Design Work at UPMC's Technology Development Center: Convergence
tags: research, synthesis, prototype/wireframe, finished ui, mobile, web, print, sketching/illustration
Artifacts I’ve worked on at the UPMC TDC, a technology / innovation house within UPMC focused on medical-related software to aid both patients and clinicians.
Note: all PHI and potentially sensitive information has been edited out.
Convergence A Windows 8.1/Surface app that unites data from various EHR systems to give clinicians a comprehensive view of a patient’s health history over time. My first 6 months at the TDC were focused on "discovery” work, collaborating with designers and business/product analysts to research and envision the future of Convergence.
My Role For my first 6 months at the TDC, I worked on discovery, research, wireframing and prototyping, and validation. The second 6 months have been active development, and I’ve split my time between doing renderings (visual UI design) and discovery/UX/research. We're employing an agile scrum development system, with 2-week sprints. I've worked very closely with a lead designer (who's now my acting manager) on the visual design, and have also worked closely with developers and QA on implementation details, including renderings and the overall user experience.
Product accolades Microsoft has recognized Convergence as a flagship app, and features it when demoing the Surface at trade shows, conferences, and presentations. We’re currently involved in pilots at UPMC hospitals, where clinicians have been issued Surface 3 tablets and are using Convergence in their rotations.
Research The image to the right was a group research activity the designers and business/product analysts did on several occasions. Here, we gave ourselves 5-10 minutes to sketch ideas for reenvisioning our Timeline feature (which displays a condensed view of meds/labs/vitals/documents data over several days, a week, a month, or a year). We did several rounds of this in quick succession, building off the ideas that had been shared in previous rounds to hone in on something usable and substantive.

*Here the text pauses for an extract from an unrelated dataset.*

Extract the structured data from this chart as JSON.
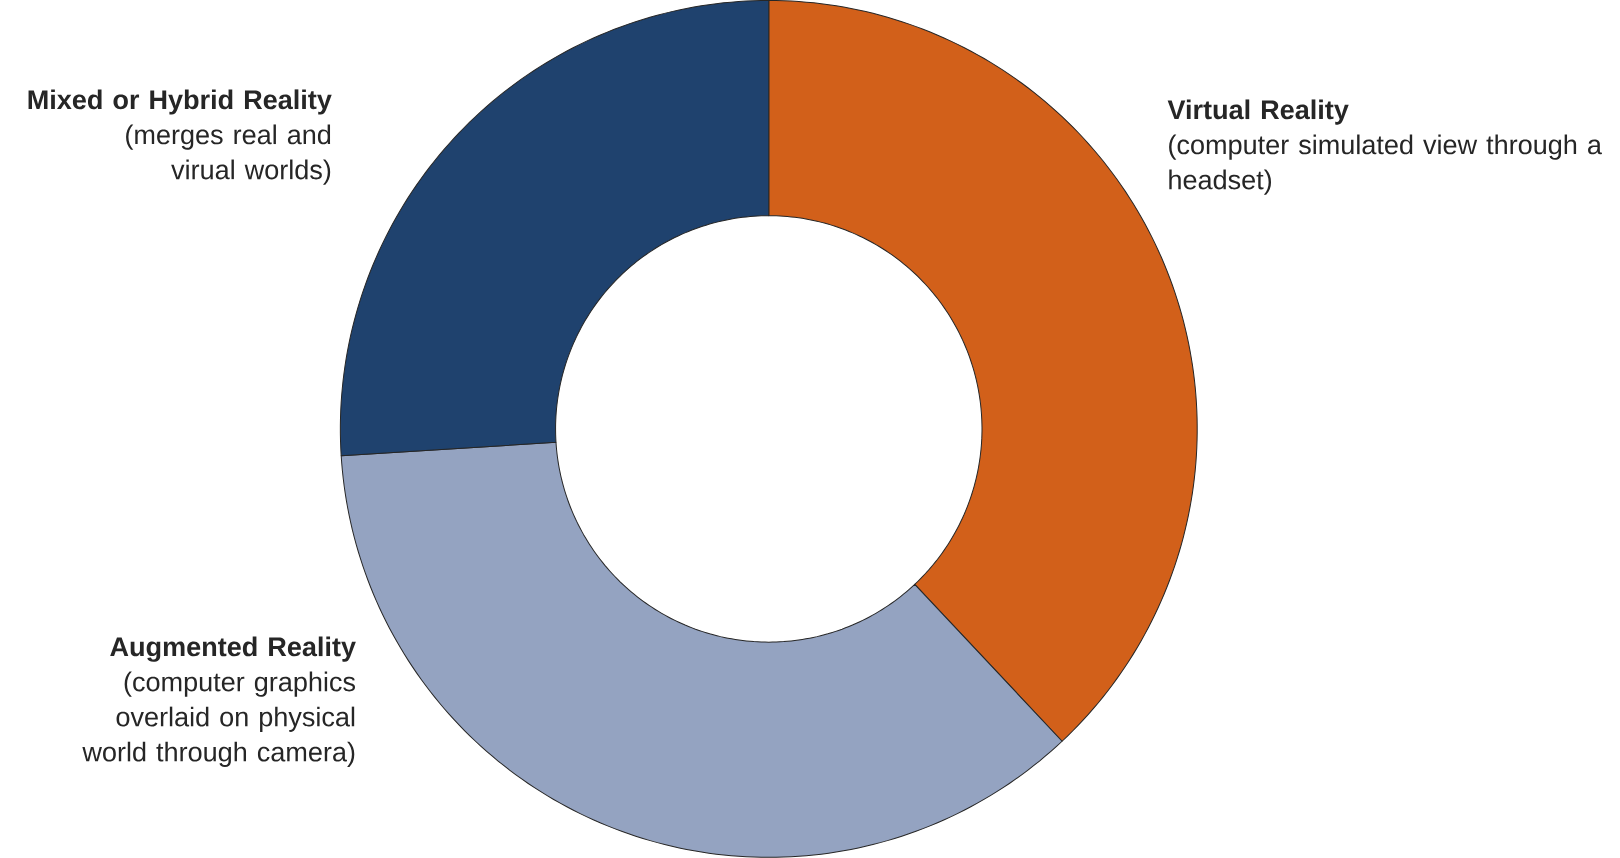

During the Discovery phase, we did a lot of generative activities, usually involving whiteboarding or quick sketching like this.
We also had the chance to do numerous rounds of research with clinicians, ranging from exploratory to evaluative. We’d invite them to our office, where we have a testing room with a room behind one-way glass for additional observers and notetakers.
More valuable, though, were the days when we could go onsite to a UPMC hospital and run validation sessions with clinicians/fellow/interns, while also doing ethnographic research/observations and seeing what their interactions and routines were like in-situ.
The TDC’s designers are responsible for wearing many hats; during each study, different people would take turns owning the protocol, running sessions, and taking notes.
Synthesis A couple of samples of our research synthesis docs, to share findings with our team in a fun and easily-scannable way. This was in response to poor turnouts at research finding brown-bag lunch sessions we would attempt to host, and as a proposed change to our prior "standard Microsoft Word document” format.
Note This format is my creation, and I own these documents for our team. I took charge of editing/formatting/copywriting research notes (leading meetings and synthesis sessions with the other designers/analysts), and did all the sketches and document layout/formatting.
Renderings Samples of the visual/UI design work I did in collaboration with another designer. He'd already set some visual conventions and a color palette that it was easiest to continue to apply here.